Saturday, January 23, 2010

Building Trust in the Classroom: An essential competency

Are you an educator that accepts you must earn the trust of your students? By contrast, do you expect students will enter your classroom inherently willing, ready, and able to trust they will be met by your good intentions and hard work? Research by Bryk and Schneider (2002) find schools with high trust levels are three times more likely to report gains in reading and math scores. Students that trust in their teachers are more willing to share interests, needs, and personal circumstances. Teachers can thereby use this information to make meaningful connections between students' lives and their learning. Our students who face the greatest challenges to effective education will benefit the most from building upon these connections. The result of this effort can be the difference between their successfully staying in school compared to failure and dropping out.

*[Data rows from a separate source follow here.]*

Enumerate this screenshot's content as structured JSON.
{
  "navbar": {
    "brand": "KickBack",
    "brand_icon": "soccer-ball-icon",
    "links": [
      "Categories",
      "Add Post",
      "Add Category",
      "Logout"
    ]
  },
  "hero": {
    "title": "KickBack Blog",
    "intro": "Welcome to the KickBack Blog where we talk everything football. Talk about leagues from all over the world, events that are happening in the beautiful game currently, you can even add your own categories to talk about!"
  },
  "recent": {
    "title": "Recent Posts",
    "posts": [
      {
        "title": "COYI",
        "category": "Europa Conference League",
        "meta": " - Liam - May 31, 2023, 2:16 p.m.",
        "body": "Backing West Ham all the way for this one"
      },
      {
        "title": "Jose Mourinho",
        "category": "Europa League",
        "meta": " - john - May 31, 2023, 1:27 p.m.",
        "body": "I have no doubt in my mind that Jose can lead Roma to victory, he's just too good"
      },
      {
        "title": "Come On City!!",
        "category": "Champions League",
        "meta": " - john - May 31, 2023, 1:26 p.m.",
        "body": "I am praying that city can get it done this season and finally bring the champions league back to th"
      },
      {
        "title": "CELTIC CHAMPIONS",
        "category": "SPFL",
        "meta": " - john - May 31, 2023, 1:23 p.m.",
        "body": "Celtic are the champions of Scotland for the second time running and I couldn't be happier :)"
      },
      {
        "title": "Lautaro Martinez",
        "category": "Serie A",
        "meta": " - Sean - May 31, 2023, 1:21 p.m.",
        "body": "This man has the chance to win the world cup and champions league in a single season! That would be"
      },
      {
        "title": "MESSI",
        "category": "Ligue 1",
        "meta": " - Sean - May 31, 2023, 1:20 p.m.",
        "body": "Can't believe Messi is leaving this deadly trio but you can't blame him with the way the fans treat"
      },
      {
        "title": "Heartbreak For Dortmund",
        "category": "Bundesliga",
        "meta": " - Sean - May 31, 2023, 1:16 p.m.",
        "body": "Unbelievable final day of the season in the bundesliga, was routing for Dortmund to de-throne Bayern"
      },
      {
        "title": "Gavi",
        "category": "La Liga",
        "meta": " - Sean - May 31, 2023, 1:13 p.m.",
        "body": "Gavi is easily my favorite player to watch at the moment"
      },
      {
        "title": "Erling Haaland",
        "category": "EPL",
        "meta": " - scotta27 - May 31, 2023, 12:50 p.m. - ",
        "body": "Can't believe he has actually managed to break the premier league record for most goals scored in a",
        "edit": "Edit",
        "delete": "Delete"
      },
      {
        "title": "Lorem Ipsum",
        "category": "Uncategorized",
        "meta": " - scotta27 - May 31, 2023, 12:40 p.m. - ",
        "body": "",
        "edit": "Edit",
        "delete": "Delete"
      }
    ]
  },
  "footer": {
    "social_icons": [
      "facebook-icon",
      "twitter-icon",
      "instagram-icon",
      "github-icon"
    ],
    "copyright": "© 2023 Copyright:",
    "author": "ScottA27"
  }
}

As educators, we must recognize our students will start each school year with a range of feelings about their teachers. Most of these feelings will have little to do with their personal experience with you. Rather, they will be greatly influenced by their past experience with other educators and adults. The reality is whenever students don't trust us, we must spend considerable time and effort dealing with the symptoms of their distrust, including defiant or disrespectful behavior, instead of the underlying issue. We should be alert to subtle cues that a student is struggling to trust. Otherwise, a lack of trust that remains unnoticed, unaddressed, or ignored will continue to undermine the educational process. Whenever educators exhibit an understanding that not all students enter school feeling trust for educators, they view trust as another competency that must be nurtured and developed in our students. Relational trust is a foundation for learning, teaching, and leading, which allows individuals to connect to the school community. Without this essential trust, an educator's efforts will produce only temporary results. Bill Gates (2005) notes teachers can create a trusting environment by focusing on the three Rs: relationships, relevance, and rigor.
When educators model caring, respectful relationships over time their students are thereby allowed to build trust with them. Educators begin fostering relationships with their students by helping students find personal meaning and relevance in the course material. Educators can further build effective student relationships by maintaining high expectations, even when students are struggling, thus showing your belief that they have what it takes to be successful.